30.07 Increased Malignancy Rates in Surgical Patients with Incidentally-Discovered Thyroid Nodules

A. R. Marcadis1, M. Rodriguez1, S. Liu1, B. Wang1, J. I. Lew1  1University Of Miami Miller School Of Medicine,Division Of Endocrine Surgery,Miami, FL, USA

Introduction: With the advent of better imaging technology and its widespread utilization in the clinic setting, incidental thyroid nodules are often discovered while evaluating patients for unrelated disease. If the risk of underlying thyroid malignancy in such incidental nodules is common, further evaluation is required. However, if thyroid cancers are exceedingly rare in such incidentally discovered thyroid nodules, further costly evaluations can be avoided. The purpose of this study is to compare the rate of malignancy in incidentally-discovered thyroid nodules (IDTN) by imaging to nonincidentally-discovered thyroid nodules (NDTN) in surgical patients.

Methods: A retrospective review of prospectively collected data of 1370 patients who underwent thyroidectomy at a single institution was performed. Before surgical resection, all patients underwent surgeon-performed ultrasound (SUS) and fine-needle aspiration (FNA). Patients who had IDTN by imaging studies for unrelated reasons (n=536) and patients who had NDTN (n=834) were further stratified according to age, gender, FNA results, SUS characteristics and final pathology. Rates of malignancy in IDTN and NDTN were calculated and statistical significance was determined by  two-tailed Z-test.

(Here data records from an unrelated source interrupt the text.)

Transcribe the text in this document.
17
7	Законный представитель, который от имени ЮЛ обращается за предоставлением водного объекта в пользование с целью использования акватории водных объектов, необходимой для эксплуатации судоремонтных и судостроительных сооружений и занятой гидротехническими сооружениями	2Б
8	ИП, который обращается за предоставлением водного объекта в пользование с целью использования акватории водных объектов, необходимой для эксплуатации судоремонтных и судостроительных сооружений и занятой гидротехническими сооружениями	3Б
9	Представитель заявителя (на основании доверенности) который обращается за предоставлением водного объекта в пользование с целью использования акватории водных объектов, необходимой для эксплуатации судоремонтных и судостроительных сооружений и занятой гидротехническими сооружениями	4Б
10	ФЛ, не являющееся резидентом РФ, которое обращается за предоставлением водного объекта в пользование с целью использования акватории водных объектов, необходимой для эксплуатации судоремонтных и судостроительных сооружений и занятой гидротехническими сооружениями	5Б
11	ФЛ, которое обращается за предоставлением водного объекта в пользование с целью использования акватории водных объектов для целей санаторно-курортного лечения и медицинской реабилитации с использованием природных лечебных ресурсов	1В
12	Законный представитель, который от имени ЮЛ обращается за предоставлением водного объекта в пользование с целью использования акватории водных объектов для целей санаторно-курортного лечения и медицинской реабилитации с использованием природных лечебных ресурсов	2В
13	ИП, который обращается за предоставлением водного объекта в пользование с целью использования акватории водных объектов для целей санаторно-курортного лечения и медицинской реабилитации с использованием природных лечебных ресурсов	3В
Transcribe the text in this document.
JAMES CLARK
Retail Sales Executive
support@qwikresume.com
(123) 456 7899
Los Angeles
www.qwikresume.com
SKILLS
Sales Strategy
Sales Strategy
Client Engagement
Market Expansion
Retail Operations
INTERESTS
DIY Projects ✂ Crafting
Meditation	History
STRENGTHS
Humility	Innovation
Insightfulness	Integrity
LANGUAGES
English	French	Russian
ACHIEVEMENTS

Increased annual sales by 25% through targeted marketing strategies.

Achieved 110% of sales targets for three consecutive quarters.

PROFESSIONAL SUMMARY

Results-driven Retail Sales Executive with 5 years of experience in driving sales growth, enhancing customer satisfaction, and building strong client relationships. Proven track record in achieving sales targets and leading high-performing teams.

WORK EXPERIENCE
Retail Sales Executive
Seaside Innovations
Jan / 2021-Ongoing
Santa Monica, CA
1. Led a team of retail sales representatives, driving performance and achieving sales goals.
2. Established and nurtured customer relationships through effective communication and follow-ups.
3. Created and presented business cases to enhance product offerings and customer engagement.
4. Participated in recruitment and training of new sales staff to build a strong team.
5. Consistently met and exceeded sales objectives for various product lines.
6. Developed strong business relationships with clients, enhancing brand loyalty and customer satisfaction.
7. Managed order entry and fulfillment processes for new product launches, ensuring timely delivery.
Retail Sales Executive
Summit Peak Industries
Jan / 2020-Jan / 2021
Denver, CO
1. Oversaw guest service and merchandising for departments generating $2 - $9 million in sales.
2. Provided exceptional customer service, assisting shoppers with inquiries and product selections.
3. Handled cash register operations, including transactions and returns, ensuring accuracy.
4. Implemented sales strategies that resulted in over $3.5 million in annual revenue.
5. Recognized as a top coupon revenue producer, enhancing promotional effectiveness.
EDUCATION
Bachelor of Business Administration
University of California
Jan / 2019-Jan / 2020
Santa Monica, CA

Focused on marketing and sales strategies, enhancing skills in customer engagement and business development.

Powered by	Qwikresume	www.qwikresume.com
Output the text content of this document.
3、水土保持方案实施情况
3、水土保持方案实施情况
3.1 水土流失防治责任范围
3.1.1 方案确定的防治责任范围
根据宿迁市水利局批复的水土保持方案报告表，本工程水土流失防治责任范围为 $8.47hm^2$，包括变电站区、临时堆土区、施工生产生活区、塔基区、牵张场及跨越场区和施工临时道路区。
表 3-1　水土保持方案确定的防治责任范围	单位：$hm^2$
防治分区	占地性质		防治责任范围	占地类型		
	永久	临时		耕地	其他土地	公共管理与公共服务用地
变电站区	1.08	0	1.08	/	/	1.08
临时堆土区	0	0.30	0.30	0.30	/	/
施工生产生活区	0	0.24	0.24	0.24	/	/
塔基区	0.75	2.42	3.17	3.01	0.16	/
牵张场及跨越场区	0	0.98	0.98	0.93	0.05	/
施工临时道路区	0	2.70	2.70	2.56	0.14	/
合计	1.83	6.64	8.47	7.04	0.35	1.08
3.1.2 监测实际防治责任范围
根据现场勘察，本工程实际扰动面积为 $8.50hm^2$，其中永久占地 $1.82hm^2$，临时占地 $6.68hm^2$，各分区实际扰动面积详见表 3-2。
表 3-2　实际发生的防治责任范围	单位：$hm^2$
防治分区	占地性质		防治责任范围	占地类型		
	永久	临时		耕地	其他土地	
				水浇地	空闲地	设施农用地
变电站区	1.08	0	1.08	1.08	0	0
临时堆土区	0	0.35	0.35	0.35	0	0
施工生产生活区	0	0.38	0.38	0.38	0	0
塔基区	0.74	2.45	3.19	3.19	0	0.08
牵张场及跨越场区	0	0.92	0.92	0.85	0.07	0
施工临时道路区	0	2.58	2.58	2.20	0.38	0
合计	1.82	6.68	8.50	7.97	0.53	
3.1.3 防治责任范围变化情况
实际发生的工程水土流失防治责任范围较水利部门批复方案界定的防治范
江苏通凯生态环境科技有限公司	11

Results: Of 1370 patients, 536 presented with IDTN by imaging and 306 (57%) were found to have malignancy on final pathology. Of patients with IDTN found to have malignancy, 92% (n=283) had papillary thyroid cancer, 5% (n=14) medullary thyroid cancer, and 3% (n=9) follicular thyroid cancer. Of the patients with NDTN, 401 (48%) were found to have malignancy following surgery with 44% (n=366) papillary thyroid cancer (PTC), 2.2% (n=18) medullary thyroid cancer, 2% (n=14) follicular thyroid cancer, and <1% anaplastic thyroid cancer (n=3). The rate of PTC on final pathology for IDTN was statistically higher than the rate of PTC found in NDTN (p<0.05). Patients with IDTN had statistically higher rates of microcalcifications (34%), hypoechogenicity (60%), and irregular borders (35%) by SUS compared to patients with NDTN (p<0.05). There was also a significantly higher rate of patients with IDTN who had all three SUS features together (14%) compared to patients with NDTN (10%) (p<0.05). There was no significant difference in percentage of malignant FNA results between patients with IDTN and NDTN.

Conclusion: For IDTN, malignancy rates may be higher than expected in surgical patients. Furthermore, certain characteristics of SUS may help predict malignancy in IDTN. The high rate of malignancy suggests that total thyroidectomy by an experienced surgeon should be strongly considered when managing such patients with IDTN.